Decades ago I did some utility consulting. Originally the storage was in underground rock caverns, thought to be leakproof because of the coldness froze water in the ground. A park ranger seeing bubbles in a nearby lake complained that they were natural gas. Skeptical gas company executives changed their minds quickly when the Smoky-hat ranger showed them two mass spectrographs comparing the composition of the bubbles and the gas suppled to homes. Storage was changed to above-ground tanks.
Rod
Glad to see you back on line!
Pay for Performance is a murky area of the electricity markets, somewhere between a “capacity payment” and pay for actual electric generation.
As I see it, however, pay-for-performance incentives are likely to be favorable for nuclear plants. The idea of pay-for-performance is that if a plant bids into the capacity market, gets a capacity payment, but then, when the plant is summoned to be on-line by the dispatcher, the plant says: “oh dear, so sorry….Can’t get on-line right now”… that plant will then have to pay a penalty.
Basically, with pay-for-performance, a plant which receives a capacity payment is therefore expected to provide power when called upon. If it does not provide power, it has to pay a penalty. Meanwhile, plants that do provide power get a bonus. So the penalties for not-performing basically get transferred as a reward to those plants that DO provide performance.
The whole thing is hard to understand, and I am not at all sure I have it completely correct, but I have it at least partially correct.
Of course, the plant that says: “so sorry, can’t come on-line” is more likely to be a gas-fired plant that can’t get gas. That plant will pay a penalty. The plant that says: “Sure, I’m here for you” is more likely to be nuclear plant. That plant will get a performance payment.

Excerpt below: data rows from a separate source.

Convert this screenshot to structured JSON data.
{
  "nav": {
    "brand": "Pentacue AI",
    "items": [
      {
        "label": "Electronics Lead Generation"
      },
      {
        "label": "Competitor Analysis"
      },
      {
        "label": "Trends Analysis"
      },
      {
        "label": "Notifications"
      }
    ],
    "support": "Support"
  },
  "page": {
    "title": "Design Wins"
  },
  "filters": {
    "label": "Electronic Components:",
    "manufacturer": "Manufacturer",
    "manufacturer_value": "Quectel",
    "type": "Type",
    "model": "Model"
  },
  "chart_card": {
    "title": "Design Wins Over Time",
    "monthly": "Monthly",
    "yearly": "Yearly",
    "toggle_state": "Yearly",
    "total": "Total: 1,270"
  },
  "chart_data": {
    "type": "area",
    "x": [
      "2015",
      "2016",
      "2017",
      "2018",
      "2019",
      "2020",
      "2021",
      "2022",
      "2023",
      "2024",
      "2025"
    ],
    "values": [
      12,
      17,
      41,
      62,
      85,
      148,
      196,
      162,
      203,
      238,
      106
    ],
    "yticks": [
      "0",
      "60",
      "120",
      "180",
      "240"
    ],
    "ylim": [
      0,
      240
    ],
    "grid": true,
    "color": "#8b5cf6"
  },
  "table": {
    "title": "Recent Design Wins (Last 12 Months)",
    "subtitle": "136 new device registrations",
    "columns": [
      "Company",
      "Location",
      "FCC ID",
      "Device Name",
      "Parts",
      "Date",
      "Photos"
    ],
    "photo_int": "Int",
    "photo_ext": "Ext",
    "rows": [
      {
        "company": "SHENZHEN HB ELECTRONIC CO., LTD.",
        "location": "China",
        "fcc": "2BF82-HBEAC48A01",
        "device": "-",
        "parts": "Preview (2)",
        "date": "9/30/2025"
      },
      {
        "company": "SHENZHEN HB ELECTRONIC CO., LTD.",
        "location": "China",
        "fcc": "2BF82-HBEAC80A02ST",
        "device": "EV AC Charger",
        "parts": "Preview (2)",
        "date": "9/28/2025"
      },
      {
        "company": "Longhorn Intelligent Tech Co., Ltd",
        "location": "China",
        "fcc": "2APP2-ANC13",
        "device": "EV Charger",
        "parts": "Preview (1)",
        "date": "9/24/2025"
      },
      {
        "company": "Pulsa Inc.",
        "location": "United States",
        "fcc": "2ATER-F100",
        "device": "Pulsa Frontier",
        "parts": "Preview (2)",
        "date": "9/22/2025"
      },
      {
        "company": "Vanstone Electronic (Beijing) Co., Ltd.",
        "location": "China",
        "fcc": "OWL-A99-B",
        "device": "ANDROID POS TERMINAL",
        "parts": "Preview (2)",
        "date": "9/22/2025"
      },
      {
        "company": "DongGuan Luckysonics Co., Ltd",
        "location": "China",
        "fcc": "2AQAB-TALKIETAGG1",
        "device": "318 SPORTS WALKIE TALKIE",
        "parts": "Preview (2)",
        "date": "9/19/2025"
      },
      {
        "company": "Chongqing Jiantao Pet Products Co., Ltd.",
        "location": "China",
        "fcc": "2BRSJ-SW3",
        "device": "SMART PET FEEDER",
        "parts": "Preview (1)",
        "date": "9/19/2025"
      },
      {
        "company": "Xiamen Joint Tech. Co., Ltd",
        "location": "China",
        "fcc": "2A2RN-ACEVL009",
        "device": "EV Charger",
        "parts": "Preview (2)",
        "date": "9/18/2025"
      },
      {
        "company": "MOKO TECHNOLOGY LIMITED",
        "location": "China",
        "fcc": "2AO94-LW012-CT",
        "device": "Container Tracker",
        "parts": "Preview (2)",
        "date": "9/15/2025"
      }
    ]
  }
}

Here’s a link to the ISO-NE order:
http://www.iso-ne.com/regulatory/ferc/orders/2014/may/er14-1050-000_5-30-14_pay_for_performance_order.pdf
Note: FCM is Forward Capacity Market
A quote from the order: ISO said (page 3 of above), without the Pay for Performance:
According to ISO-NE, the current FCM design contains a flawed incentive structure that perpetuates fleet-wide resource performance problems and, as a result, is now failing to ensure reliability in a cost-effective manner.6 ISO-NE argues that capacity resources rarely face financial consequences for failing to perform……ISO-NE proposes to address these problems by linking capacity revenues to resource performance during reserve deficiencies.